Vegan Manganese Foods - Manganese-Rich Diet
Manganese is a mineral that needs to be consumed daily through food. It is essential as a component and cofactor of enzymes. One of the most important functions of manganese is its antioxidative effect through Superoxide Dismutase (MnSOD), in which manganese is involved. Manganese is also required for wound healing.
In order to prevent manganese deficiency in healthy individuals, the daily manganese requirement should be met. Plant-based foods are extremely rich in manganese. However, on average, less than 5% of the manganese contained in foods is absorbed by the body 1. For example, absorption rates of manganese varied among four selected plant-based foods according to study results 2:
- Lettuce - 5.20% of manganese is absorbed by the body
- Spinach - 3.81%
- Wheat - 2.16%
- Sunflower seeds - 1.71%
Phytin-rich foods such as nuts, seeds, legumes, and grains somewhat hinder the absorption of manganese because they form poorly absorbable complexes (low bioavailability). The content of phytic acid in manganese-rich foods can be reduced by cooking, soaking, and fermenting, followed by discarding the water 3.

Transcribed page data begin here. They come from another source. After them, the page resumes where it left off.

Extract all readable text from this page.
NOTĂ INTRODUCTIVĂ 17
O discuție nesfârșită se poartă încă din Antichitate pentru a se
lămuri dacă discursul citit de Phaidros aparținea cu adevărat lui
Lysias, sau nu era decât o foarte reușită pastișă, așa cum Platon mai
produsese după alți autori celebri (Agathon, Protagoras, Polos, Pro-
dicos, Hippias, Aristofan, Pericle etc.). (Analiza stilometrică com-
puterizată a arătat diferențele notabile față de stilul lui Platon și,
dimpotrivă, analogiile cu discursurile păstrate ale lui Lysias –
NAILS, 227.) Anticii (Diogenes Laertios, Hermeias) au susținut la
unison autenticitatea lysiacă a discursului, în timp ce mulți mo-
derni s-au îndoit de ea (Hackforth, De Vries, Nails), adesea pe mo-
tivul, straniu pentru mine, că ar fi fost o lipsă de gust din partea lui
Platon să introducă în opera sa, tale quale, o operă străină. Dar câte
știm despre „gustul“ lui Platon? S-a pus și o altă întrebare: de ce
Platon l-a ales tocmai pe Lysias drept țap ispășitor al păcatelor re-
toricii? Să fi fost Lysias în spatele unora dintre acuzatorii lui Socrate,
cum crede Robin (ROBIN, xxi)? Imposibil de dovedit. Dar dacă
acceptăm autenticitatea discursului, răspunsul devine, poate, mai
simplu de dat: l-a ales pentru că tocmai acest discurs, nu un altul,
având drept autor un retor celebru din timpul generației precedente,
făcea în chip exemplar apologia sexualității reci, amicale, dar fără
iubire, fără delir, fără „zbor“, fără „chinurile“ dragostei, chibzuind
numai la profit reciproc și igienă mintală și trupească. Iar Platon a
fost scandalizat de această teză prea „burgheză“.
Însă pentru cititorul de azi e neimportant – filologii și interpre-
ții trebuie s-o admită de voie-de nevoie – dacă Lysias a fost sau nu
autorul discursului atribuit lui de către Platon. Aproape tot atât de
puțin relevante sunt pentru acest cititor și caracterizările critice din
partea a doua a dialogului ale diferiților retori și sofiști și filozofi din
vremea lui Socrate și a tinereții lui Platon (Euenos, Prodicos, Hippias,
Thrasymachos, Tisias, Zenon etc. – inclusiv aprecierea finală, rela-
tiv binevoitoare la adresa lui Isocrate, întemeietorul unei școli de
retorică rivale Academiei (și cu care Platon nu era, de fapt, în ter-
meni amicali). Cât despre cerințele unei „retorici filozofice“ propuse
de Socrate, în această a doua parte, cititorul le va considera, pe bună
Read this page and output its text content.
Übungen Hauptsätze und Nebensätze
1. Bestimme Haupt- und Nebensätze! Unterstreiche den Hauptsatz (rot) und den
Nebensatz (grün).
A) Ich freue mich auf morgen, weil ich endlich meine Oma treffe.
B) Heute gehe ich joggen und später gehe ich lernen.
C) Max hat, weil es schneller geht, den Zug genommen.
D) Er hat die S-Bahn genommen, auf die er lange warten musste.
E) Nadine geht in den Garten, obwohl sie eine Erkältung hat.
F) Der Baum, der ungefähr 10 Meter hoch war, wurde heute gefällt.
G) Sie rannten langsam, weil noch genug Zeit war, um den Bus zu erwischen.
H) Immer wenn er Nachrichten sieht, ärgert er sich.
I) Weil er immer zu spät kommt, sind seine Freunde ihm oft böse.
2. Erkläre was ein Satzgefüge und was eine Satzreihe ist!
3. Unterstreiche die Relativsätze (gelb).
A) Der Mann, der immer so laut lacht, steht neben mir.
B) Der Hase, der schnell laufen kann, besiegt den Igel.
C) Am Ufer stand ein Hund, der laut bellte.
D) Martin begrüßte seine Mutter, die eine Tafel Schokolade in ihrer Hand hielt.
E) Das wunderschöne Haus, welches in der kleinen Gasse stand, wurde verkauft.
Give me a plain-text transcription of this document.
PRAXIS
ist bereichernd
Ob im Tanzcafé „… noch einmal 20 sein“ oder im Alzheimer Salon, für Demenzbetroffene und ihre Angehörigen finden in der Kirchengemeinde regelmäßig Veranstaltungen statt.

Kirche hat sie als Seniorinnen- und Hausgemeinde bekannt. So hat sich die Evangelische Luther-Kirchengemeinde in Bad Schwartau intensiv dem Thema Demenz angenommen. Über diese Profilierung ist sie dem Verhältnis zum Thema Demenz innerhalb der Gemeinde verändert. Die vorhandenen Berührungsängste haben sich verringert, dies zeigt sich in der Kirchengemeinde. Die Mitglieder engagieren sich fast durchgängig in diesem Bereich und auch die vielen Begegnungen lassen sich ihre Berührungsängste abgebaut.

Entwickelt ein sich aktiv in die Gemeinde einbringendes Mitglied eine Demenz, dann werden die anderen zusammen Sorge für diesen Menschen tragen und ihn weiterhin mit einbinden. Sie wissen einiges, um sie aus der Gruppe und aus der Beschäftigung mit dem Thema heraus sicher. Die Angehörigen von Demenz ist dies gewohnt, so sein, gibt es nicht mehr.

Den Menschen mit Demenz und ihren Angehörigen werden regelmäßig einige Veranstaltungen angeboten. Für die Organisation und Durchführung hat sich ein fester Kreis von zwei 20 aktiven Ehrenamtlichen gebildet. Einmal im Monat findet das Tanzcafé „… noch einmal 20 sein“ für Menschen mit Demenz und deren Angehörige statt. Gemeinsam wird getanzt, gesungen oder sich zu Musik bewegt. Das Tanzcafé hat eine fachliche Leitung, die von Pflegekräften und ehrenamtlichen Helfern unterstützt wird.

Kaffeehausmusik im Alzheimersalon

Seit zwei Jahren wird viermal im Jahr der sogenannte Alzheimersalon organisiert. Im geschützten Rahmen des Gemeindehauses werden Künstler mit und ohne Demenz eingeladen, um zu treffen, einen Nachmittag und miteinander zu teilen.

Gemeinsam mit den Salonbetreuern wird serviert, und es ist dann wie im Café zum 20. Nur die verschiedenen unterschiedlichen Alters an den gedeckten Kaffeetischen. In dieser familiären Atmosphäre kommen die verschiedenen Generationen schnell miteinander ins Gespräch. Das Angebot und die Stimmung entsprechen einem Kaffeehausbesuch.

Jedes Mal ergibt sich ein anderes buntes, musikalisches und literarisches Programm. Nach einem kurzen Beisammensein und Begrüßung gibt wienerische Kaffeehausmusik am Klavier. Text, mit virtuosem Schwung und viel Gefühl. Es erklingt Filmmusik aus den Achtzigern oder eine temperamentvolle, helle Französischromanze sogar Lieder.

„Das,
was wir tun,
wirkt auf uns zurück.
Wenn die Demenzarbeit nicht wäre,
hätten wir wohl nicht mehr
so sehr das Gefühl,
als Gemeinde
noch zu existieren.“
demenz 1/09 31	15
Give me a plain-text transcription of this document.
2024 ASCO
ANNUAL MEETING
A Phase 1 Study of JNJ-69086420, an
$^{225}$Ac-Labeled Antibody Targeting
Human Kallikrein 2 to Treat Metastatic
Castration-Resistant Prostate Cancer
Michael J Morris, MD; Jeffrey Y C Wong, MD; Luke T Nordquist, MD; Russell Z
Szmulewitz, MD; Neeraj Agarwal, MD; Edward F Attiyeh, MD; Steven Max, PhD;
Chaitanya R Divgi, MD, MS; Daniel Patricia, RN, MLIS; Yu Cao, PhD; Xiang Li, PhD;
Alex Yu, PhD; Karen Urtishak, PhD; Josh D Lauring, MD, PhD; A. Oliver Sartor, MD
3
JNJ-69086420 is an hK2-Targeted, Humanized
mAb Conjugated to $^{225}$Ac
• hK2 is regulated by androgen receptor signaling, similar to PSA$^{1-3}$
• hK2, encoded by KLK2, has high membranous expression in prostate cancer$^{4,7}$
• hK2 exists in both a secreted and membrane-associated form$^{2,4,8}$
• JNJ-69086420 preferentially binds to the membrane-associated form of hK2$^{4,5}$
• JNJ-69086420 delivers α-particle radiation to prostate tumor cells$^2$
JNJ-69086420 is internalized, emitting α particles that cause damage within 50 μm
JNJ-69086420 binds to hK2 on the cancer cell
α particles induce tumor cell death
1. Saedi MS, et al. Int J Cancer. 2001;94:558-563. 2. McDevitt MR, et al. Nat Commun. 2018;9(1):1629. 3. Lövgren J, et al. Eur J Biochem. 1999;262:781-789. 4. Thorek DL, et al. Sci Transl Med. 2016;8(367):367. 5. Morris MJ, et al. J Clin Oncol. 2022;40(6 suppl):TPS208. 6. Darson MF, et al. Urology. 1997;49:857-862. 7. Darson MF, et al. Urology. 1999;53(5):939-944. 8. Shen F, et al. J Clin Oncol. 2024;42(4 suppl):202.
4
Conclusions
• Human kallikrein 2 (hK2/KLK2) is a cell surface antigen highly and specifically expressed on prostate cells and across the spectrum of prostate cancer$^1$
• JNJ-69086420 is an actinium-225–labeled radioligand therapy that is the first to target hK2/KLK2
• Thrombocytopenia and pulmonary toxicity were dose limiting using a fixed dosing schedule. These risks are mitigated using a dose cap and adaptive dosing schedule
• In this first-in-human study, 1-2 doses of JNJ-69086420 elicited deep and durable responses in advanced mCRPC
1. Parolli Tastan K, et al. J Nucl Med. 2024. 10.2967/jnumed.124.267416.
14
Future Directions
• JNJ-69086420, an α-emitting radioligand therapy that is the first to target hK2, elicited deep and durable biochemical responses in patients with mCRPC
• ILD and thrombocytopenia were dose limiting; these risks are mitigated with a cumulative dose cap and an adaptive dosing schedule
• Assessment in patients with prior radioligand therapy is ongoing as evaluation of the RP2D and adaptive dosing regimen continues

For the table of manganese-rich foods, click here.
We have compiled some selected foods rich in manganese that should be regularly consumed as part of a healthy diet. These are plant-based or vegan foods with high manganese content.
Manganese in legumes
Chickpeas (21.31 mg per 100 g), peanuts (1.93 mg), and lentils (1.39 mg) are high in manganese. Additionally, all types of beans are generally rich in manganese. White beans contain 1.8 mg, adzuki beans 1.73 mg, and red kidney beans 1.11 mg of manganese.
Manganese is found in larger quantities in dark green vegetables. Spinach (0.9 mg), kale (0.66 mg), parsnip (0.56 mg), watercress (0.55 mg), leek (0.48 mg), Swiss chard (0.37 mg), lamb's lettuce (0.36 mg), dandelion leaves (0.34 mg), arugula (0.32 mg), broccoli (0.21 mg), and lettuce (0.18 mg) have higher manganese content.
In smaller amounts, manganese can also be found in potatoes (0.15 mg), carrots (0.14 mg), and cucumbers (0.08 mg).
Manganese in Fruits
Coconut (1.5 mg), pineapple (0.93 mg), raspberries (0.67 mg), blackberries (0.65 mg), strawberries (0.39 mg), persimmon (0.36 mg), blueberries (0.34 mg), cranberries (0.27 mg), and bananas (0.27 mg) are rich in manganese.
Other foods rich in manganese include dried fruits such as figs (0.51 mg) and dates (0.47 mg), which also have higher amounts.
The table shows which fruits also contain manganese.
Grains are extremely rich in manganese. Teff (9.24 mg), oats (4.92 mg), wheat (3 mg), rye (2.58 mg), brown rice (3.74 mg), and millet (1.63 mg) are good sources. Pseudo grains such as amaranth (3.33 mg), quinoa (2.03 mg), and buckwheat (1.3 mg) also contain a lot of manganese.
Whole grain products that are minimally processed are rich in manganese. These include oats (3.39 mg), bulgur (3.05 mg), whole wheat pasta (3 mg), and whole wheat bread (2.17 mg).
Wheat germ is also a very good source of manganese, providing 13.3 mg per 100 g.
The table shows which grains and grain products contain manganese.
Nuts and Seeds with Manganese
Pine nuts (8.8 mg), hemp seeds (7.6 mg), poppy seeds (6.71 mg), hazelnuts (6.18 mg), pumpkin seeds (4.54 mg), pecans (4.5 mg), macadamias (4.13 mg), walnuts (3.41 mg), chia seeds (2.72 mg), flaxseeds (2.48 mg), sesame seeds (2.46 mg), almonds (2.18 mg), sunflower seeds (1.95 mg), and cashews (1.66 mg) are excellent sources of manganese in this group.
The table provides more information on seeds and nuts containing manganese.
Spices and Herbs
Herbs and spices also contain manganese. The top sources include ginger powder (33.3 mg), ground turmeric (19.8 mg), cinnamon (17.47 mg), dried parsley (9.81 mg), dried thyme (7.87 mg), cumin (3.33 mg), garlic (1.67 mg), dill (1.26 mg), and basil (1.15 mg). Peppermint tea (1.18 mg), as well as green and black tea, are also rich in manganese.